The fun has gone out of the revolution. In a way, that statement sums up the dwindling of enthusiasm in Nicaragua for the 18-month-old Sandinista government. At fist, a sense of euphoria gripped Nicaragua when the Somoza family dynasty toppled.
The problems ahead, many of them centered on Nicaragua's shattered economy, were immense. But the heady atmosphere of victory, coupled with the romantic mystique of the Sandinista rebels, tended to obscure the problem as Nicaraguans breathed a collective sigh of relief over the end of the Somozas.
The Sandinistas were promising a pluralistic political system and a mixed economy. Their leaders brought a sense of civility to the political spectrum. "Implacable in war, generous in peace" became their byword. And anything was better than the Somozas.

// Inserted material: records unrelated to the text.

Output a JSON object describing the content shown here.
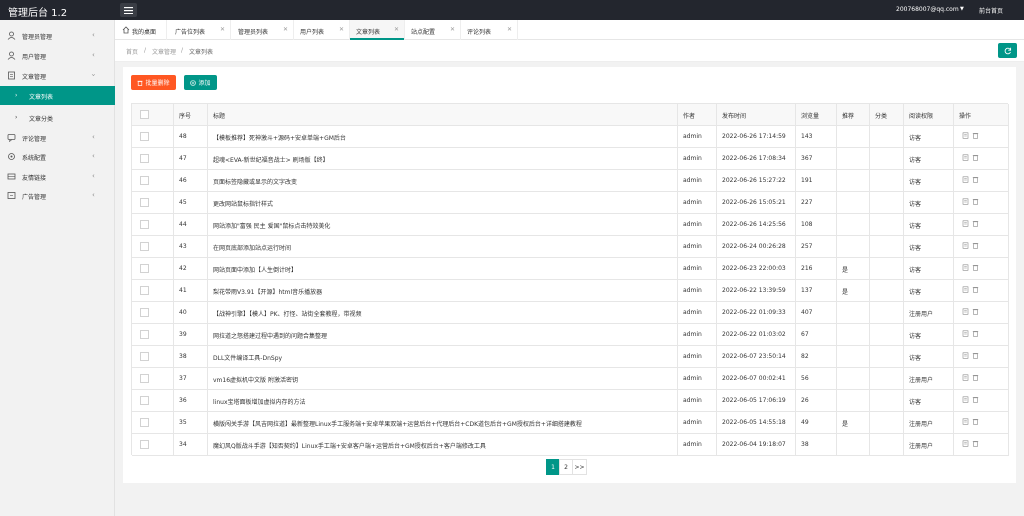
{
  "app": {
    "title": "管理后台 1.2",
    "user_email": "200768007@qq.com",
    "front_link": "前台首页"
  },
  "sidebar": {
    "items": [
      {
        "label": "管理员管理",
        "icon": "user-icon"
      },
      {
        "label": "用户管理",
        "icon": "user-icon"
      },
      {
        "label": "文章管理",
        "icon": "document-icon",
        "expanded": true
      },
      {
        "label": "评论管理",
        "icon": "comment-icon"
      },
      {
        "label": "系统配置",
        "icon": "gear-icon"
      },
      {
        "label": "友情链接",
        "icon": "link-icon"
      },
      {
        "label": "广告管理",
        "icon": "ad-icon"
      }
    ],
    "subitems": [
      {
        "label": "文章列表",
        "active": true
      },
      {
        "label": "文章分类",
        "active": false
      }
    ]
  },
  "tabs": [
    {
      "label": "我的桌面",
      "home": true
    },
    {
      "label": "广告位列表"
    },
    {
      "label": "管理员列表"
    },
    {
      "label": "用户列表"
    },
    {
      "label": "文章列表",
      "active": true
    },
    {
      "label": "站点配置"
    },
    {
      "label": "评论列表"
    }
  ],
  "breadcrumb": [
    "首页",
    "文章管理",
    "文章列表"
  ],
  "breadcrumb_sep": "/",
  "toolbar": {
    "batch_delete": "批量删除",
    "add": "添加"
  },
  "table": {
    "headers": [
      "",
      "序号",
      "标题",
      "作者",
      "发布时间",
      "浏览量",
      "推荐",
      "分类",
      "阅读权限",
      "操作"
    ],
    "rows": [
      {
        "id": "48",
        "title": "【模板推荐】死神激斗+源码+安卓单端+GM后台",
        "author": "admin",
        "time": "2022-06-26 17:14:59",
        "views": "143",
        "rec": "",
        "cat": "",
        "perm": "访客"
      },
      {
        "id": "47",
        "title": "超魂<EVA-新世纪福音战士> 刷场版【终】",
        "author": "admin",
        "time": "2022-06-26 17:08:34",
        "views": "367",
        "rec": "",
        "cat": "",
        "perm": "访客"
      },
      {
        "id": "46",
        "title": "页面标签隐藏或显示的文字改变",
        "author": "admin",
        "time": "2022-06-26 15:27:22",
        "views": "191",
        "rec": "",
        "cat": "",
        "perm": "访客"
      },
      {
        "id": "45",
        "title": "更改网站鼠标指针样式",
        "author": "admin",
        "time": "2022-06-26 15:05:21",
        "views": "227",
        "rec": "",
        "cat": "",
        "perm": "访客"
      },
      {
        "id": "44",
        "title": "网站添加\"富强 民主 爱国\"鼠标点击特效美化",
        "author": "admin",
        "time": "2022-06-26 14:25:56",
        "views": "108",
        "rec": "",
        "cat": "",
        "perm": "访客"
      },
      {
        "id": "43",
        "title": "在网页底部添加站点运行时间",
        "author": "admin",
        "time": "2022-06-24 00:26:28",
        "views": "257",
        "rec": "",
        "cat": "",
        "perm": "访客"
      },
      {
        "id": "42",
        "title": "网站页面中添加【人生倒计时】",
        "author": "admin",
        "time": "2022-06-23 22:00:03",
        "views": "216",
        "rec": "是",
        "cat": "",
        "perm": "访客"
      },
      {
        "id": "41",
        "title": "梨花带雨V3.91【开源】html音乐播放器",
        "author": "admin",
        "time": "2022-06-22 13:39:59",
        "views": "137",
        "rec": "是",
        "cat": "",
        "perm": "访客"
      },
      {
        "id": "40",
        "title": "【战神引擎】【模人】PK、打怪、站街全套教程，带视频",
        "author": "admin",
        "time": "2022-06-22 01:09:33",
        "views": "407",
        "rec": "",
        "cat": "",
        "perm": "注册用户"
      },
      {
        "id": "39",
        "title": "网拉道之怒搭建过程中遇到的问题合集整理",
        "author": "admin",
        "time": "2022-06-22 01:03:02",
        "views": "67",
        "rec": "",
        "cat": "",
        "perm": "访客"
      },
      {
        "id": "38",
        "title": "DLL文件编译工具-DnSpy",
        "author": "admin",
        "time": "2022-06-07 23:50:14",
        "views": "82",
        "rec": "",
        "cat": "",
        "perm": "访客"
      },
      {
        "id": "37",
        "title": "vm16虚拟机中文版 附激活密钥",
        "author": "admin",
        "time": "2022-06-07 00:02:41",
        "views": "56",
        "rec": "",
        "cat": "",
        "perm": "注册用户"
      },
      {
        "id": "36",
        "title": "linux宝塔面板增加虚拟内存的方法",
        "author": "admin",
        "time": "2022-06-05 17:06:19",
        "views": "26",
        "rec": "",
        "cat": "",
        "perm": "访客"
      },
      {
        "id": "35",
        "title": "横版闯关手游【风吉网拉道】最新整理Linux手工服务端+安卓苹果双端+运营后台+代理后台+CDK道包后台+GM授权后台+详细搭建教程",
        "author": "admin",
        "time": "2022-06-05 14:55:18",
        "views": "49",
        "rec": "是",
        "cat": "",
        "perm": "注册用户"
      },
      {
        "id": "34",
        "title": "魔幻风Q版战斗手游【知否契约】Linux手工端+安卓客户端+运营后台+GM授权后台+客户端修改工具",
        "author": "admin",
        "time": "2022-06-04 19:18:07",
        "views": "38",
        "rec": "",
        "cat": "",
        "perm": "注册用户"
      }
    ]
  },
  "pagination": {
    "pages": [
      "1",
      "2"
    ],
    "current": "1",
    "next": ">>"
  }
}
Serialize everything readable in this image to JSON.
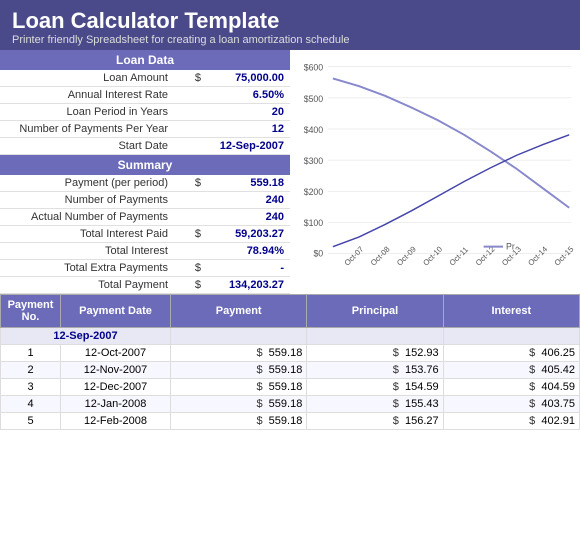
{
  "header": {
    "title": "Loan Calculator Template",
    "subtitle": "Printer friendly Spreadsheet for creating a loan amortization schedule"
  },
  "loanData": {
    "sectionTitle": "Loan Data",
    "rows": [
      {
        "label": "Loan Amount",
        "dollar": "$",
        "value": "75,000.00"
      },
      {
        "label": "Annual Interest Rate",
        "dollar": "",
        "value": "6.50%"
      },
      {
        "label": "Loan Period in Years",
        "dollar": "",
        "value": "20"
      },
      {
        "label": "Number of Payments Per Year",
        "dollar": "",
        "value": "12"
      },
      {
        "label": "Start Date",
        "dollar": "",
        "value": "12-Sep-2007"
      }
    ]
  },
  "summary": {
    "sectionTitle": "Summary",
    "rows": [
      {
        "label": "Payment (per period)",
        "dollar": "$",
        "value": "559.18"
      },
      {
        "label": "Number of Payments",
        "dollar": "",
        "value": "240"
      },
      {
        "label": "Actual Number of Payments",
        "dollar": "",
        "value": "240"
      },
      {
        "label": "Total Interest Paid",
        "dollar": "$",
        "value": "59,203.27"
      },
      {
        "label": "Total Interest",
        "dollar": "",
        "value": "78.94%"
      },
      {
        "label": "Total Extra Payments",
        "dollar": "$",
        "value": "-"
      },
      {
        "label": "Total Payment",
        "dollar": "$",
        "value": "134,203.27"
      }
    ]
  },
  "chart": {
    "yLabels": [
      "$600",
      "$500",
      "$400",
      "$300",
      "$200",
      "$100",
      "$0"
    ],
    "xLabels": [
      "Oct-07",
      "Oct-08",
      "Oct-09",
      "Oct-10",
      "Oct-11",
      "Oct-12",
      "Oct-13",
      "Oct-14",
      "Oct-15"
    ],
    "legend": "Pr"
  },
  "amortTable": {
    "columns": [
      "Payment No.",
      "Payment Date",
      "Payment",
      "Principal",
      "Interest"
    ],
    "dateHeaderRow": "12-Sep-2007",
    "rows": [
      {
        "no": "1",
        "date": "12-Oct-2007",
        "payment": "559.18",
        "principal": "152.93",
        "interest": "406.25"
      },
      {
        "no": "2",
        "date": "12-Nov-2007",
        "payment": "559.18",
        "principal": "153.76",
        "interest": "405.42"
      },
      {
        "no": "3",
        "date": "12-Dec-2007",
        "payment": "559.18",
        "principal": "154.59",
        "interest": "404.59"
      },
      {
        "no": "4",
        "date": "12-Jan-2008",
        "payment": "559.18",
        "principal": "155.43",
        "interest": "403.75"
      },
      {
        "no": "5",
        "date": "12-Feb-2008",
        "payment": "559.18",
        "principal": "156.27",
        "interest": "402.91"
      }
    ]
  }
}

But now strains are showing. Public disappointment that the economy has not brightened is a gnawing reality for the Sandinista leadership.
Even moe troublesome is private-sector dissactifaction with the junta.
The business community feels it helped prepare the way for the Sandinista triumps with strikes and monetary aid. It feels it deserves an equal role in government.
The Sandinistas argue that they alone should run the government, because it was their guns that destroyed General Somoza's much-vaunted National Guard.
This argument surfaced only nine months into the Sandinista rule, when Alfonso Robelo Callejas and Violeta Barrios de Chamorro, the two private-sector representatives on the junta resigned.
Appointments of equally conservative members to the vacant seats helped patch up the dispute, but now the problem has surfaced anew. Last month the government banned a rally called by Mr. Robelo. Eleven business-community representatives of the new 47-member Council of State walked out in protest over the ban.
On Nov. 17, Jorge Salazar Arguello, vice-president of a key private-sector group, who accused the Sandinistas of implementing a Marxist regime, was killed in a mysterious clash with government security forces. "We have a problem on our hands," admits a Sandinista spokesman.